Un bambino sfugge dalle mani della madre e corre per raccogliere una figurina; la madre, spaventatissima, lo riacchiappa e lo percuote violentemente.
Il bambino, che fino a quel momento aveva un’espressione serena e divertita, ora è spaventato e dolente.
Ci domandiamo: quale forma educativa è stata veicolata dalla madre al figlio?
Il bambino ha appreso a non farlo più?
E anche se così fosse a quale prezzo?
L’aggressione della madre ha un significato per il bambino?
E qual’ è questo significato?
Prima di rispondere a queste domande voglio invitarvi a pensare se avete mai visto una reazione diversa della madre o del padre nella medesima situazione. Mi viene in mente una scena in cui una madre abbraccia e bacia suo figlio, contenta per lo scampato pericolo. Sono sicuro che questa immagine ha un effetto più rassicurante di quella prima descritta. E in effetti penso che chi legge sia d’accordo con me su questa seconda modalità di comportamento salvo, però, a fare dei distinguo sul suo valore educativo.
Si dirà che in questo modo il bambino continuerà a comportarsi male e alla prossima occasione ripeterà il suo gesto pericoloso. Vediamo ora di dare un significato alle perplessità prima menzionate.

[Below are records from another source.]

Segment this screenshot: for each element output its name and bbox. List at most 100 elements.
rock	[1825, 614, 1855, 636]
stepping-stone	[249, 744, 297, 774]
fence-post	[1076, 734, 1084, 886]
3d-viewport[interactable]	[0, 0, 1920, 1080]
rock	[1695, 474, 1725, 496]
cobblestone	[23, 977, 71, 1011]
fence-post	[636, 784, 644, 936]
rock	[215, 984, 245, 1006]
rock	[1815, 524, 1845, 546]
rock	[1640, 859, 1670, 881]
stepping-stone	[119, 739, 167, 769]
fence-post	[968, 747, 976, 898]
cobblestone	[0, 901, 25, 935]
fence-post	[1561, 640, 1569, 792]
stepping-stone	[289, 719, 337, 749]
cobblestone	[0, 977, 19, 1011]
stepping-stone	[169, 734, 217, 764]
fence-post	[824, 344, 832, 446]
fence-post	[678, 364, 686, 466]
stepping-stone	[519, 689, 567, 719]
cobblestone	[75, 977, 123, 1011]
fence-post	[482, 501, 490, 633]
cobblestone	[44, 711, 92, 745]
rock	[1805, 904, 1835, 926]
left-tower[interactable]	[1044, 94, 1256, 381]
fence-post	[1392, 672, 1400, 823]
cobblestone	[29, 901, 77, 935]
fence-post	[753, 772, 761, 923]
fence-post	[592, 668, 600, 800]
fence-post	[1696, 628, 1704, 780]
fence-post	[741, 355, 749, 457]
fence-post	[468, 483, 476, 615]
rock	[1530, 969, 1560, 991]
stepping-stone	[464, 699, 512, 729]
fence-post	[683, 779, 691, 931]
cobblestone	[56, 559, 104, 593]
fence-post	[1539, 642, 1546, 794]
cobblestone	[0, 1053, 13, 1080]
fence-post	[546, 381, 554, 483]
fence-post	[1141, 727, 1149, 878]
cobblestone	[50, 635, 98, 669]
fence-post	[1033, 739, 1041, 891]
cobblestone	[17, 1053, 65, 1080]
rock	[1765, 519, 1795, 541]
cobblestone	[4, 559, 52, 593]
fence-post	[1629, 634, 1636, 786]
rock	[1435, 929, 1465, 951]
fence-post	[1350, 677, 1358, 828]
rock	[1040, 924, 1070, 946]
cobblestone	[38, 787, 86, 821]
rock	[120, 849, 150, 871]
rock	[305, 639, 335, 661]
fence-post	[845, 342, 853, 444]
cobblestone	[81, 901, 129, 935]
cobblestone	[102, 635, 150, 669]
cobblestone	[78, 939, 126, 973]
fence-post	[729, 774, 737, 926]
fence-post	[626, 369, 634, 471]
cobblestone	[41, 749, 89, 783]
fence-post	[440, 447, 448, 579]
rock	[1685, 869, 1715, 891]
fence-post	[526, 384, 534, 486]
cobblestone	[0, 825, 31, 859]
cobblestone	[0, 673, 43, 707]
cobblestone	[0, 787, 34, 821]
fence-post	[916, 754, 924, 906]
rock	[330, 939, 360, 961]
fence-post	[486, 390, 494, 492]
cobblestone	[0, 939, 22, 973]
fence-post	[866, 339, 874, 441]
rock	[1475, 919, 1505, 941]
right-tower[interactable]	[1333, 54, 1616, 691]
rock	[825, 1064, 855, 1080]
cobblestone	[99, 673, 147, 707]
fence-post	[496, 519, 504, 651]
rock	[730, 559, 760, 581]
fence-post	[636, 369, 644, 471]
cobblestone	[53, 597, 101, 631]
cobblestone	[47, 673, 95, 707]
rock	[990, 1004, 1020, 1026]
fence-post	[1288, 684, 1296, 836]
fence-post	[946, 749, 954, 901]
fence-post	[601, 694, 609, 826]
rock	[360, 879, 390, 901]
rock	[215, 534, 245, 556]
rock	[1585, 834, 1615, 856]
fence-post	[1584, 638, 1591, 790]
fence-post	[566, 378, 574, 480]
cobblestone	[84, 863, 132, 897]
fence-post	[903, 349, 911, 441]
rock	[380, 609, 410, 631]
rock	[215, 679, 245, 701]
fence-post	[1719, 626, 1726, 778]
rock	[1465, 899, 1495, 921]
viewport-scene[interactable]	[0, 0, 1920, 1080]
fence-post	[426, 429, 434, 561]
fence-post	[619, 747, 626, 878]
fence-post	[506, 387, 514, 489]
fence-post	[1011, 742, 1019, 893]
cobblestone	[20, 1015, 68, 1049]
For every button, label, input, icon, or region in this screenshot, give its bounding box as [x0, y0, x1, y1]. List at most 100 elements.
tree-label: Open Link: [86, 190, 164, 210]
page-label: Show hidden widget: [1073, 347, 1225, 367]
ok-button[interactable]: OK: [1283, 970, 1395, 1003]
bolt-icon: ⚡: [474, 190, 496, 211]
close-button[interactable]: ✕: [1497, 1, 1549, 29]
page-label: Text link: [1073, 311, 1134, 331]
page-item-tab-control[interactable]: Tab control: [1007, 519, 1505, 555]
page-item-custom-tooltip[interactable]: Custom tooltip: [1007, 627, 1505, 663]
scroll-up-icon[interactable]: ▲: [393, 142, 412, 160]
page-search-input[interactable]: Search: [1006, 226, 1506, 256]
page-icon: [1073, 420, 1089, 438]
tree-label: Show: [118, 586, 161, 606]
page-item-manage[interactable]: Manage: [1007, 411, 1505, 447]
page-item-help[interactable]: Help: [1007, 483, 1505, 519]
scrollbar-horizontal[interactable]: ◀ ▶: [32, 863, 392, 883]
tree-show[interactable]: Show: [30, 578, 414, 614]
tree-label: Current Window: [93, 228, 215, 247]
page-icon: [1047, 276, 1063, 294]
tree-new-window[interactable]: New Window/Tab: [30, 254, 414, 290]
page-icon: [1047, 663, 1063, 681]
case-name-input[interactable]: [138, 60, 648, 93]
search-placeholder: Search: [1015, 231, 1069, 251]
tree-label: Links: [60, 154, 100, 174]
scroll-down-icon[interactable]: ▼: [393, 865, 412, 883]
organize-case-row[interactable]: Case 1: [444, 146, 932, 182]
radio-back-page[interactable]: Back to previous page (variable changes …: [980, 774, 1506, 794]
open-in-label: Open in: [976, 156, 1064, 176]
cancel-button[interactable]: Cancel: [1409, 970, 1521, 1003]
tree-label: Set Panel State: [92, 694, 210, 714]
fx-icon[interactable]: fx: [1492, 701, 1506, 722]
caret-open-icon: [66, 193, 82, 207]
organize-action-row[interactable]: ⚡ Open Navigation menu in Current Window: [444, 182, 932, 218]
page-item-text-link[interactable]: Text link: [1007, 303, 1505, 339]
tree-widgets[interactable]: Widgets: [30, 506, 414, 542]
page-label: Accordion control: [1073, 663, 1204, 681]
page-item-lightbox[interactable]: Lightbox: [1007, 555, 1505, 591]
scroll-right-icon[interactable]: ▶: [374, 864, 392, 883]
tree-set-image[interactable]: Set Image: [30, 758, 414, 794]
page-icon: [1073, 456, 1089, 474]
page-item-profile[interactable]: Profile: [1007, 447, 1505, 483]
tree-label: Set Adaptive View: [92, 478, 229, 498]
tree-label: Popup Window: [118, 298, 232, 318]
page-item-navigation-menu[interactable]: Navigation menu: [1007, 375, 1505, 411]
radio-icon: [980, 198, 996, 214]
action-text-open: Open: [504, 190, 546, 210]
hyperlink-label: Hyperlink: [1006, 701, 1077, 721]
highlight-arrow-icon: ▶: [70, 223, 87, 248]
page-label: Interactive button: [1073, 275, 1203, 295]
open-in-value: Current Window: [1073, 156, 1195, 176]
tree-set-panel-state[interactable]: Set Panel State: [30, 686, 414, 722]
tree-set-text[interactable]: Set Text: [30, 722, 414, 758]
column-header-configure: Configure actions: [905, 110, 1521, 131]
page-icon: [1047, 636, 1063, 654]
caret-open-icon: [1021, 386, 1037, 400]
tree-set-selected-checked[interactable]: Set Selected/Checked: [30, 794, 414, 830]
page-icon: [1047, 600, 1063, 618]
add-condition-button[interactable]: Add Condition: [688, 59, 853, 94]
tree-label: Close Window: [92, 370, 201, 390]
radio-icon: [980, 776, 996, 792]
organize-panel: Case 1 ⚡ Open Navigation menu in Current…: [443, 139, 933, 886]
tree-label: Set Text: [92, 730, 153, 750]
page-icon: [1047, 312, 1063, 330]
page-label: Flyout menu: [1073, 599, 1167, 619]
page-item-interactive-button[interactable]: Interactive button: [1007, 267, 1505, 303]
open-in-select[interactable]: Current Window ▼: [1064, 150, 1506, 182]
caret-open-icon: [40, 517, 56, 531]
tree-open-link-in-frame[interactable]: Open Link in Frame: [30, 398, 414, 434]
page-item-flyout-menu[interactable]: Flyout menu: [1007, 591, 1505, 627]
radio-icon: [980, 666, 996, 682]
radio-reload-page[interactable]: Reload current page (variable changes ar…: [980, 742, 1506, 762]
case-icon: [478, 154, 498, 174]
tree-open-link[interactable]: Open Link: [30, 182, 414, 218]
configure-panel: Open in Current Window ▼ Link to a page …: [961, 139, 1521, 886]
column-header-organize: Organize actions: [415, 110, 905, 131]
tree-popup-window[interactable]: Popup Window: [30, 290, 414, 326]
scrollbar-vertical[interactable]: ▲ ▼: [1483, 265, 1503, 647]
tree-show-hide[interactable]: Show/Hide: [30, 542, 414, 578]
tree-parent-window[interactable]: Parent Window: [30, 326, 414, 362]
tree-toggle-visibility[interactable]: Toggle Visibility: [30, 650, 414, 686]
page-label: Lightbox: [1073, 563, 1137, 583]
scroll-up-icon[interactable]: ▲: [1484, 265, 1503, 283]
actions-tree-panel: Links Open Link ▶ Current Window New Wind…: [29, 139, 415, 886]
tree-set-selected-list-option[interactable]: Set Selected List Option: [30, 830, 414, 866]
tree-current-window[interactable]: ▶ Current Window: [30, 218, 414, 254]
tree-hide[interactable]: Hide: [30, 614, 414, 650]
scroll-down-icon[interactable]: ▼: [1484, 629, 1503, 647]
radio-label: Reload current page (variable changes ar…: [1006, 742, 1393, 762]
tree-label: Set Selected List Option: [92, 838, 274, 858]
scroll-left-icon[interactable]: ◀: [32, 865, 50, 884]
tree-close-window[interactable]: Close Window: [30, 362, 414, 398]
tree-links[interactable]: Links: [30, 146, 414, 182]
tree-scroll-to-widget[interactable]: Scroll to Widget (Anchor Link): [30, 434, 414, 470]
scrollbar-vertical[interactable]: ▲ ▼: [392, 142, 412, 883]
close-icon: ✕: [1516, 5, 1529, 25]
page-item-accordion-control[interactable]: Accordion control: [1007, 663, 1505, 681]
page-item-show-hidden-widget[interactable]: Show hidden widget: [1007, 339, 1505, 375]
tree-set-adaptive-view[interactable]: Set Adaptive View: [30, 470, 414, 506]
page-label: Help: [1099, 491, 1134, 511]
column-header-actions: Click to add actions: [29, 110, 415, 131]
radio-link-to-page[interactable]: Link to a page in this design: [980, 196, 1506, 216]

A due anni di età non è possibile attribuire un nesso causale tra il correre per la strada con una buona motivazione e il pericolo di essere investito da un auto. Il bambino di due anni non è in grado di effettuare questa connessione per cui l’espressione di rabbia della madre e le percosse gli appaiono prive di significato. Evidentemente questa non è una forma educativa perché il bambino rincorrerà alla prossima occasione qualsiasi oggetto attragga la sua curiosità, anche per strada.
Se non si comprende la ragione, una punizione è sempre inefficace; anzi, le punizioni di questo genere nei bambini attivano una generica e diffusa paura che investe completamente il bambino in qualsiasi altra situazione e lo inibirà nelle sue iniziative.
Questa forma di inibizione, cioè generica e pervasiva è stata descritta come impotenza appresa in esperimenti compiuti sui cani qualche tempo fa. Picchiare il bambino non ha alcun valore educativo e nemmeno lo aveva nelle intenzioni della madre ma scaturisce unicamente dalla paura. Non è un’eccezione: quando si prova una forte paura o si scappa, o si rimane immobilizzati , oppure si aggredisce.
Quindi la signora ipotetica ha picchiato suo figlio per paura. La sua reazione furiosa ha l’unica motivazione nella paura provata e nel mancato controllo della sua rabbia.
Ipoteticamente possiamo immaginare che ella reagirà allo stesso modo in situazioni simili, per cui l’aggressione del figlio è la risposta al rischio di perderlo, l’angoscia e la collera in questo caso procedono insieme.
Questo strano fenomeno doveva pur avere un valore adattivo un tempo se permane ancora oggi. In realtà, la collera del genitore nei confronti del figlio quando questo non si comporta secondo certe regole è giustificata ed è di un certo valore nel mantenere la relazione tra di loro.
Ma, com’è del tutto ovvio la collera può essere eccessiva e incontrollata e portare a conseguenze orribili. Fortunatamente non tutti siamo portati a comportamenti così esasperati e brutali. Quelli invece che non riescono a fare altrimenti sono stati essi stessi vittime di un comportamento violento e sconsiderato da parte dei loro genitori o, comunque, di chi li ha accuditi durante la loro infanzia.
Queste persone sembrano vittime di un destino crudele che tende a trasmettersi attraverso le generazioni dai genitori ai figli. In questo modo i figli vittime di violenza diventeranno a loro volta, e loro malgrado, persecutori dei propri figli. E non è il caso solo di condizioni di disagio economico o condizioni marginali.
Le violenze in famiglia avvengono in tutti i ceti sociali e commesse da persone con un particolare disturbo di personalità maturato in contesti a loro volta violenti. Ancora troppi bambini vengono maltrattati dai loro genitori e il nostro orrore di fronte a questi, al comportamento di questi genitori è oggi mitigato dall’aumento delle nostre conoscenze sul tipo di infanzia vissuta da questi stessi genitori.
E anche se è inevitabile provare orrore di fronte ai loro atti, il fatto di conoscere di più sul modo in cui sono giunti a comportarsi così violentemente evoca compassione piuttosto che biasimo.
Ben lontano dal rifiutare di vedere che talvolta i genitori agiscono in modo orribile, noi psicologi cerchiamo dei modi per soccorrere le vittime, i bambini come gli adulti, le vittime psicologiche come quelle fisiche. Soprattutto cerchiamo delle modalità per impedire che gli schemi di comportamento violento si sviluppino anche nelle nuove famiglie.